Serve una sovranità produttiva Anche se l’Europa ci aiuterà

L’aggressività della malattia l’abbiamo imparata, la dovuta prudenza stiamo cercando di farla capire, ma quel che sta dietro l’angolo ancora non lo possiamo sapere bene. Non sappiamo, ad esempio, se avremo ancora il lavoro fra qualche mese. Molto dipenderà dallo Stato, ma soprattutto dall’Europa. Il parlamentare europeo Angelo Ciocca, si può considerare lomellino d’adozione, per quanto conosce bene la nostra zona e per la vicinanza che l’ha sempre contraddistinto, anche quando era consigliere regionale. Ciocca è della Lega e non è mai stato tenero con questa Unione Europea, ma ora il suo atteggiamento è di cauto ottimismo. Secondo Ciocca ce la faremo e anche l’Europa capirà, lo sta già facendo. È cambiato parecchio nelle ultime ore dopo che lo stesso aveva scritto, giovedì scorso 5 marzo, che «quella che si sta delineando in questi giorni è un’Europa fintamente solidale, che come sempre fa grandi proclami e discorsi, ma poi fa prevalere l’egoismo dei singoli Stati (…) e poi cosa forse ancor più grave vediamo una banca tedesca chiedere di vendere i nostri titoli di Stato perché diventeranno spazzatura». Oggi Ciocca ci confida che la situazione, dal suo punto di osservazione privilegiato, sembra in una fase di netto cambiamento. «Non si nasconda chi in Europa finora ha fatto i suoi sporchi comodi – afferma – È successo perchè la politica, in generale, era totalmente distratta. Oggi, giorno dopo giorno, la salute dei cittadini ci fa stare molto attenti a quel che succede. A Bruxelles hanno capito che dopo la Brexit di un mese fa l’Europa non potrebbe permettesi anche un’Italexit e questo ha fatto rivedere molte posizioni».

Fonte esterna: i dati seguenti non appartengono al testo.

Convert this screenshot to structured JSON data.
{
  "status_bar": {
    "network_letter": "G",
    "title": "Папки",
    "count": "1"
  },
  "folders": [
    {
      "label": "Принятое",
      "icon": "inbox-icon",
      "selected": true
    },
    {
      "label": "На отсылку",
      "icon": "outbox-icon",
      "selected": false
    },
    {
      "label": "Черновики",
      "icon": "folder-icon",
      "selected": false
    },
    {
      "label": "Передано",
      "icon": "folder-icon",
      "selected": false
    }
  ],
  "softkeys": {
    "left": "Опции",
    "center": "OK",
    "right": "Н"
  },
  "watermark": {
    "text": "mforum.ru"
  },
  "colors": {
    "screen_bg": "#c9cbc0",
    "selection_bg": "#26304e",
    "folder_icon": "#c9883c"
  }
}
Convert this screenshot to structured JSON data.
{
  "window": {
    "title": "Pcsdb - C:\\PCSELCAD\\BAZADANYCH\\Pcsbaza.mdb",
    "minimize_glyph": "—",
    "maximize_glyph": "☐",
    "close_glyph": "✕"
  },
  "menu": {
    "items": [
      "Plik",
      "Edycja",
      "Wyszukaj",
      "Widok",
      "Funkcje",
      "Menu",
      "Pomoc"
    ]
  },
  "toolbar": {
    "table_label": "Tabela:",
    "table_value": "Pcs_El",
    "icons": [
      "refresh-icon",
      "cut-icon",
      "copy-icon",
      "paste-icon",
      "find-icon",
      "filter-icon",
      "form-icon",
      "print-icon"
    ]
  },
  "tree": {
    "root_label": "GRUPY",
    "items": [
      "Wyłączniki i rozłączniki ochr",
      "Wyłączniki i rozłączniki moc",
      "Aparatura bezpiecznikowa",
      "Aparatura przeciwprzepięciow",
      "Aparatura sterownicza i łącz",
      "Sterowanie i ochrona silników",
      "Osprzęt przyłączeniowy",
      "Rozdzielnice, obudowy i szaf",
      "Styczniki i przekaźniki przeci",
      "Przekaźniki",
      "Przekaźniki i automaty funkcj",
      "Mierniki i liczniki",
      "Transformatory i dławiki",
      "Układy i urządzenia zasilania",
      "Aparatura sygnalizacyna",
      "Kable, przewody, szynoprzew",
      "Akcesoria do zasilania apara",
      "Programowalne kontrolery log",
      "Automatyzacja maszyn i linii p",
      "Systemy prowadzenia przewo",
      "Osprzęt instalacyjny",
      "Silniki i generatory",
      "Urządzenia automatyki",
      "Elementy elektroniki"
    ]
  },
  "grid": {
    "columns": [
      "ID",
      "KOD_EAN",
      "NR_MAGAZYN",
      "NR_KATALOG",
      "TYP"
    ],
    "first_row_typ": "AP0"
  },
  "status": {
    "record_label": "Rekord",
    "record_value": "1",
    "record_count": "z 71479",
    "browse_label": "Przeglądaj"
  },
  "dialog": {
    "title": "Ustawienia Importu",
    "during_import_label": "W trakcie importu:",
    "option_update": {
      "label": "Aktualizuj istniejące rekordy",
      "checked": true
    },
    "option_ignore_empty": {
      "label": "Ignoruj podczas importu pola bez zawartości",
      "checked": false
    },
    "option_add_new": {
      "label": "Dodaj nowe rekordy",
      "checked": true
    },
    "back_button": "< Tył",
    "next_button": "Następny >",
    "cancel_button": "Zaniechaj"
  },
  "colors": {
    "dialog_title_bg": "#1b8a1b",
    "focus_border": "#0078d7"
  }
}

Noi pensiamo sempre ai nostri commercianti, artigiani, imprenditori, che soffrono e non sanno se potranno riaprire. Cosa possiamo dire loro?
«C’è un solo sistema. Promettere che potremo aiutarli senza chiedere loro di impegnare le prossime cinque generazioni a ripagare i debiti che faranno ora. Gli strumenti ci sono e anche in Europa sembra che inizino a capirlo. Se un cavallo è malato non dobbiamo ammazzarlo, ma cercare di dargli degli antibiotici per curarlo, altrimenti non ce l’avremo più. Va definita per tutti, anche per i nostri imprenditori lomellini e lombardi, unici al mondo per maestria, una strategia che consenta loro di salvarsi. In questo momento se si resta da soli nessuno può farcela».
Ma strumenti simili ai tanto invocati coronabond potranno arrivare?
«Io credo di si. Se non specificamente quelli, ma misure simili. Stiamo parlando di un debito pubblico europeo. Il concetto è che l’Europa fa bene a fare un debito per far fronte non solo al virus della malattia, ma anche al virus economico. Un debito che si possa ripagare con il Pil dell’Europa e degli Stati membri, come fu fatto nel Dopoguerra. Purchè quel debito sia produttivo. Se lo faccio per una baby pensione o per un reddito di cittadinanza è da incoscienti. Ma se devo consentire a un’azienda di avere liquidità a zero interessi è indispensabile per non far chiudere i nostri imprenditori, far ripartire il lavoro e ritornare a correre. Non possiamo far fallire le aziende per obbligarle a pagare le tasse. Avremo doppio danno, i disoccupati da mantenere e la ditta chiusa che non darà più gettito. Sono già in programmazione per i prossimi anni degli strumenti e delle misure che vanno, da una parte, alla programmazione di ingenti risorse a fondo perduto e dall’altra alle garanzie che l’Europa potrà assicurare per i finanziamenti agli imprenditori che oggi non le hanno».
Il mondo che abbiamo visto sinora dovrà cambiare?
«La politica deve cambiare. Togliere burocrazia e capire che ci sono settori strategici che devono essere comunque mantenuti all’interno di una filiera. La “sovranità produttiva” è vitale. E non mi riferisco solo alle mascherine. Se l’import export è completamente bloccato potrà capitare che non arrivi il grano dal Canada. Un futuro di guerre battericide potrebbe essere devastante se non ci facciamo trovare pronti.
La speranza qual è?
«I nostri medici e ricercatori sconfiggeranno il virus e avremo un futuro radioso, io sono sempre stato ottimista. Ma questa vicenda lascerà ferite profonde. Ci sarà grande sofferenza per i contatti interpersonali che noi italiani siamo tanto abituati ad avere. Per un certo periodo non potremo più farlo. Dobbiamo stare in casa oggi e domani a distanza, finchè la scienza medica non ci fornirà gli antidoti. È indispensabile».